The better approach is to keep one signal path: data ingestion, strategy engine, risk checks, order intent, execution adapter, order state, fills, positions, logs, monitoring. The difference between paper and production should be in the execution adapter and the source of confirmations. In the paper adapter, fills are simulated by a defined model. In the production adapter, fills come from the exchange or broker. The rest of the system should see the same event types.
This approach enables staged rollout. First, the strategy passes historical backtesting. Then paper trading on live data checks data freshness, event order, risk limits, and operational behavior. After that, a minimal position size, limited universe, stricter limits, and stronger monitoring can be enabled. Production trading is not one large switch, but a gradual removal of constraints as the system proves that its live behavior resembles the expected behavior.
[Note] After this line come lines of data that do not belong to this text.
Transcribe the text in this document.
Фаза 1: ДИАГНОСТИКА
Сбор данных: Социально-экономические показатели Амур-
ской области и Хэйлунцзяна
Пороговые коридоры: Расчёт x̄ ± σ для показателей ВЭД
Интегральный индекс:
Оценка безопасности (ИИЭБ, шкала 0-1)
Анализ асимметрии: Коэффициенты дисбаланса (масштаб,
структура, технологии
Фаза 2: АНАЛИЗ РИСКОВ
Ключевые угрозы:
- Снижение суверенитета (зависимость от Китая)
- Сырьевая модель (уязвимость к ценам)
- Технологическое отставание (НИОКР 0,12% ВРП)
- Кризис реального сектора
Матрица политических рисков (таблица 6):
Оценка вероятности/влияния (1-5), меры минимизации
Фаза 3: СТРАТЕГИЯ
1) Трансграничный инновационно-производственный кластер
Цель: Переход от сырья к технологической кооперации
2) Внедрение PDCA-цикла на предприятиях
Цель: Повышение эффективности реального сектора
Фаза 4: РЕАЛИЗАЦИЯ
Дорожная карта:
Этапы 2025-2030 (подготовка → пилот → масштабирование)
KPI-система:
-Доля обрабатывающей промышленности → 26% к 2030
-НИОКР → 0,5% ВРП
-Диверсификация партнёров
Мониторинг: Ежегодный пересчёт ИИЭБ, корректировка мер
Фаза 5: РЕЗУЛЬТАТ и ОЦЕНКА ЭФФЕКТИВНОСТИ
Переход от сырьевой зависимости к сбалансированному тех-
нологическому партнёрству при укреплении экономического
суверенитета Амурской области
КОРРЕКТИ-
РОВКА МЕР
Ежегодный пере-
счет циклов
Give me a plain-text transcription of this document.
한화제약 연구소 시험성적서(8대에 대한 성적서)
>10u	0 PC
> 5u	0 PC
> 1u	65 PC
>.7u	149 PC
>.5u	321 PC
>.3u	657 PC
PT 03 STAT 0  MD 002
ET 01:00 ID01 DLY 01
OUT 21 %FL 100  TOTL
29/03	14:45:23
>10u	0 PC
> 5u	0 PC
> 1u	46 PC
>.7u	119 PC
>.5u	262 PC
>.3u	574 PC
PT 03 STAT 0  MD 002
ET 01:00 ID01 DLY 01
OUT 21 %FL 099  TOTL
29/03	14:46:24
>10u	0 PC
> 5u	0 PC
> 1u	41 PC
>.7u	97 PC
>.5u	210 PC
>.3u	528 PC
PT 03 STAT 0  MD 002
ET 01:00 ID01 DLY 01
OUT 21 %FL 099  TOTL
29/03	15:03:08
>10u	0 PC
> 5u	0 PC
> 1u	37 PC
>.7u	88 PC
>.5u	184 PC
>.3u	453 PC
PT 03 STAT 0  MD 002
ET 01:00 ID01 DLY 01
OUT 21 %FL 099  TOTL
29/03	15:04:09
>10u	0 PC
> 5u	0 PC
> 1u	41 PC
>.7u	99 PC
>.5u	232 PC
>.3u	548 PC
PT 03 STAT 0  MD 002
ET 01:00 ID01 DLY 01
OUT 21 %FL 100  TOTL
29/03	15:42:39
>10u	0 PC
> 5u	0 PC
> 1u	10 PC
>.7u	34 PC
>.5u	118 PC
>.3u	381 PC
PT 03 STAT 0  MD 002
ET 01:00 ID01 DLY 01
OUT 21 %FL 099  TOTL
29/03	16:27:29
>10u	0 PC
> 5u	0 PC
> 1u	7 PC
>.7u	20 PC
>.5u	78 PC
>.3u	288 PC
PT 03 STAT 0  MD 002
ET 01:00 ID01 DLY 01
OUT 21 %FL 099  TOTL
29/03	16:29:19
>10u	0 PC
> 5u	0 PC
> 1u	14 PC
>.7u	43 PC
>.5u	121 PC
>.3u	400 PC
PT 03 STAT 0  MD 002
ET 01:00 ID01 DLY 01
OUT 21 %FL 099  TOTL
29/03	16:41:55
Even here, paper trading is not proof of profitability. It does not reproduce the full order queue, market impact, or liquidity stress. Its task is more modest and more useful: to check that the trading loop does not diverge from reality before the error starts costing money.
Conclusion
The architecture of an algorithmic trading system does not start with choosing a framework or a signal model. It starts with a question: can the same logic travel from data to order without changing meaning?
Data ingestion makes sure the market is represented honestly. Storage provides reproducibility. The strategy engine separates the idea from execution. The backtesting engine tests the hypothesis with real constraints in mind. The execution engine manages the order lifecycle. Exchange adapters isolate the chaos of external APIs. Risk management limits damage before it becomes irreversible. Logging gives the system memory, monitoring gives it operational sight. Paper trading connects research and production without a blind jump.
A strong system does not have to be complex. But it must have clear boundaries, verifiable invariants, and one decision path. Otherwise, a strategy may look functional in research while in reality it trades not the market, but a set of architectural assumptions.